With the devastating developments in the cryptocurrency market still fresh in the community’s memory, every minor incident seems to raise a higher-than-usual level of concern, including the recent issue on the Cardano (ADA) network, warranting its founder Charles Hoskinson to explain what really happened.
Specifically, on the evening between January 21 and 22 (between blocks 8300569 and 8300570), the Cardano blockchain experienced a brief “anomaly” that temporarily affected a portion of its nodes, causing them to disconnect and restart, the Cardano team said in its Community Digest on January 23.
In a video streamed on January 23, Hoskinson explained that the network stalled for about two minutes:
“It seems to be a transient issue, and it’s probably a combination of a collection of things that happened at the same time, which means that the reproducibility is unlikely.”

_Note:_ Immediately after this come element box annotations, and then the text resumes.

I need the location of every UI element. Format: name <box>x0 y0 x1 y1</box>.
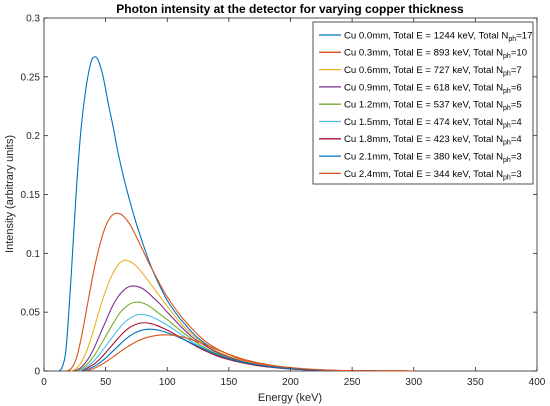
legend-entry-5: Cu 1.5mm, Total E = 474 keV, Total Nph=4 <box>344 117 522 129</box>
legend-box <box>312 21 534 185</box>
legend-entry-7: Cu 2.1mm, Total E = 380 keV, Total Nph=3 <box>344 152 522 165</box>
legend-entry-4: Cu 1.2mm, Total E = 537 keV, Total Nph=5 <box>344 100 522 113</box>
x-tick-label: 300 <box>405 377 422 388</box>
legend-entry-count: =4 <box>511 134 523 145</box>
y-tick-label: 0.2 <box>26 131 40 142</box>
x-tick-label: 400 <box>529 377 546 388</box>
legend-entry-subscript: ph <box>503 105 511 112</box>
legend-entry-count: =3 <box>511 169 522 180</box>
legend-entry-3: Cu 0.9mm, Total E = 618 keV, Total Nph=6 <box>344 82 522 95</box>
legend-entry-label: Cu 2.4mm, Total E = 344 keV, Total N <box>344 169 503 180</box>
legend-entry-8: Cu 2.4mm, Total E = 344 keV, Total Nph=3 <box>344 169 522 182</box>
y-tick-label: 0.3 <box>26 14 40 25</box>
y-axis-label: Intensity (arbitrary units) <box>4 135 16 253</box>
y-tick-label: 0.05 <box>21 308 41 319</box>
legend-entry-2: Cu 0.6mm, Total E = 727 keV, Total Nph=7 <box>344 65 522 78</box>
legend-entry-subscript: ph <box>503 53 511 60</box>
legend-entry-6: Cu 1.8mm, Total E = 423 keV, Total Nph=4 <box>344 134 522 147</box>
y-tick-label: 0.25 <box>21 72 41 83</box>
legend-entry-count: =17 <box>516 30 532 41</box>
legend-entry-0: Cu 0.0mm, Total E = 1244 keV, Total Nph=… <box>344 30 532 43</box>
legend-entry-label: Cu 2.1mm, Total E = 380 keV, Total N <box>344 152 503 163</box>
y-tick-label: 0.1 <box>26 249 40 260</box>
x-tick-label: 250 <box>344 377 361 388</box>
legend-entry-subscript: ph <box>503 71 511 78</box>
legend-entry-subscript: ph <box>503 140 511 147</box>
legend-entry-count: =10 <box>511 48 527 59</box>
y-tick-label: 0.15 <box>21 190 41 201</box>
legend-entry-1: Cu 0.3mm, Total E = 893 keV, Total Nph=1… <box>344 48 527 61</box>
legend-entry-label: Cu 0.6mm, Total E = 727 keV, Total N <box>344 65 503 76</box>
legend-items: Cu 0.0mm, Total E = 1244 keV, Total Nph=… <box>319 30 532 181</box>
tick-layer: 0 50 100 150 200 250 300 350 400 0 0.05 0.1 0.15 0.2 0… <box>21 14 546 389</box>
legend-entry-subscript: ph <box>503 174 511 181</box>
legend-entry-count: =7 <box>511 65 522 76</box>
legend-entry-subscript: ph <box>503 88 511 95</box>
legend: Cu 0.0mm, Total E = 1244 keV, Total Nph=… <box>312 21 534 185</box>
legend-entry-count: =4 <box>511 117 523 128</box>
legend-entry-label: Cu 1.5mm, Total E = 474 keV, Total N <box>344 117 503 128</box>
x-tick-label: 100 <box>159 377 176 388</box>
legend-entry-label: Cu 0.3mm, Total E = 893 keV, Total N <box>344 48 503 59</box>
legend-entry-count: =3 <box>511 152 522 163</box>
legend-entry-count: =5 <box>511 100 522 111</box>
x-tick-label: 0 <box>41 377 47 388</box>
series-layer <box>58 56 414 372</box>
x-tick-label: 350 <box>467 377 484 388</box>
legend-entry-subscript: ph <box>508 36 516 43</box>
legend-entry-label: Cu 1.8mm, Total E = 423 keV, Total N <box>344 134 503 145</box>
legend-entry-subscript: ph <box>503 157 511 164</box>
x-axis-label: Energy (keV) <box>258 392 322 404</box>
legend-entry-count: =6 <box>511 82 522 93</box>
y-tick-label: 0 <box>34 367 40 378</box>
series-line-8 <box>86 334 414 372</box>
legend-entry-label: Cu 0.9mm, Total E = 618 keV, Total N <box>344 82 503 93</box>
legend-entry-label: Cu 0.0mm, Total E = 1244 keV, Total N <box>344 30 508 41</box>
legend-entry-label: Cu 1.2mm, Total E = 537 keV, Total N <box>344 100 503 111</box>
x-tick-label: 50 <box>100 377 112 388</box>
legend-entry-subscript: ph <box>503 122 511 129</box>
chart-title: Photon intensity at the detector for var… <box>116 2 464 16</box>
x-tick-label: 150 <box>221 377 238 388</box>
x-tick-label: 200 <box>282 377 299 388</box>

Although he acknowledged that it was difficult to narrow down the exact triggering event for this particular issue, Hoskinson said that “we know where the error was called in the program” and “what part of the code was impacted,” reiterating that it doesn’t seem to be reproducible.
“The good news is Cardano did exactly what it was supposed to do. When a stall occurs, basically, the system recovers itself and heals, so the nodes go back up. (…) That’s exactly what we designed the nodes to do.”

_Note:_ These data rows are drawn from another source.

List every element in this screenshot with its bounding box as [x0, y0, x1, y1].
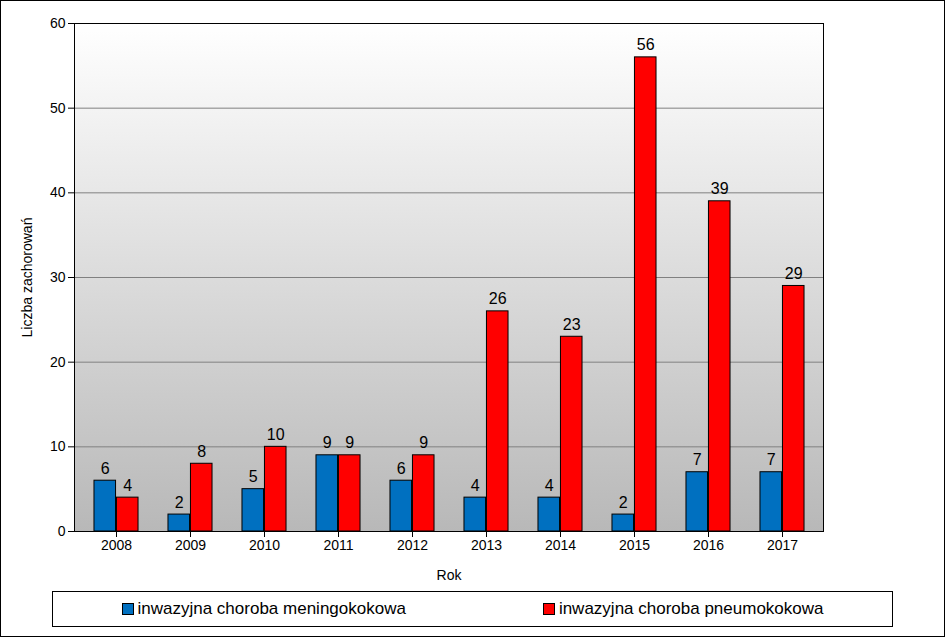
svg-text:2012: 2012	[397, 537, 428, 553]
svg-text:2013: 2013	[471, 537, 502, 553]
svg-text:56: 56	[637, 36, 655, 53]
svg-text:2015: 2015	[619, 537, 650, 553]
svg-text:2016: 2016	[693, 537, 724, 553]
svg-text:2: 2	[619, 494, 628, 511]
svg-text:7: 7	[767, 451, 776, 468]
svg-text:2014: 2014	[545, 537, 576, 553]
svg-text:9: 9	[345, 434, 354, 451]
svg-text:0: 0	[58, 523, 66, 539]
svg-text:40: 40	[50, 184, 66, 200]
svg-text:2: 2	[175, 494, 184, 511]
svg-text:29: 29	[785, 265, 803, 282]
svg-text:9: 9	[419, 434, 428, 451]
svg-text:20: 20	[50, 354, 66, 370]
svg-text:6: 6	[397, 460, 406, 477]
svg-text:Rok: Rok	[437, 567, 463, 583]
svg-text:60: 60	[50, 15, 66, 31]
svg-text:8: 8	[197, 443, 206, 460]
svg-text:39: 39	[711, 180, 729, 197]
svg-text:6: 6	[101, 460, 110, 477]
svg-text:4: 4	[545, 477, 554, 494]
html-text:inwazyjna choroba meningokokow: inwazyjna choroba meningokokowa	[137, 599, 406, 618]
html-text:inwazyjna choroba pneumokokowa: inwazyjna choroba pneumokokowa	[558, 599, 824, 618]
svg-text:50: 50	[50, 100, 66, 116]
svg-text:10: 10	[267, 426, 285, 443]
svg-text:4: 4	[471, 477, 480, 494]
svg-text:30: 30	[50, 269, 66, 285]
svg-text:7: 7	[693, 451, 702, 468]
svg-text:2008: 2008	[101, 537, 132, 553]
svg-text:5: 5	[249, 468, 258, 485]
svg-text:23: 23	[563, 316, 581, 333]
svg-text:2017: 2017	[767, 537, 798, 553]
svg-text:2011: 2011	[323, 537, 353, 553]
svg-text:2010: 2010	[249, 537, 280, 553]
svg-text:Liczba zachorowań: Liczba zachorowań	[19, 218, 35, 338]
svg-text:9: 9	[323, 434, 332, 451]
svg-text:26: 26	[489, 290, 507, 307]
svg-text:10: 10	[50, 438, 66, 454]
svg-text:2009: 2009	[175, 537, 206, 553]
svg-text:4: 4	[123, 477, 132, 494]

Furthermore, the Cardano founder admitted this was not a perfect solution, as “ideally, every time a distributed system has a blip like this, you’d like to know an exact cause.” However, such systems “sometimes create ‘emergent bugs,’ so, locally, it’s not reproducible, but a collection of things create a global state that, for some reason, triggers something and the system basically stops for some people.”
“Transactions were not lost, blocks were not dropped, no money was lost, the network actually didn’t halt. It stalled a little bit and recovered, the network is still moving forward, and it’s still progressing. (…) It self-healed, and that’s the point of a decentralized distributed resilient system.”
Finally, Hoskinson assured the public that there’s a team working on this problem and would patch any bug it finds, whether it is in a Haskell Library or the implementation of the balanceR, which was put in for optimizing Cardano. In terms of understanding what triggered the event, he said it would require more time.
Cardano team at work
Meanwhile, Cardano ranks as the most well-developed blockchain by GitHub activity over the past month, including with the launch of the first-ever smart contract written in a Pythonic programming language, as well as the new functions to the Plutus smart contracts.
On top of that, Cardano has been selected as the platform to feature eTukTuk, the world’s first electric vehicle (EV) project built on a blockchain, which was announced at the World Economic Forum (WEF) in Davos and set to debut in Sri Lanka.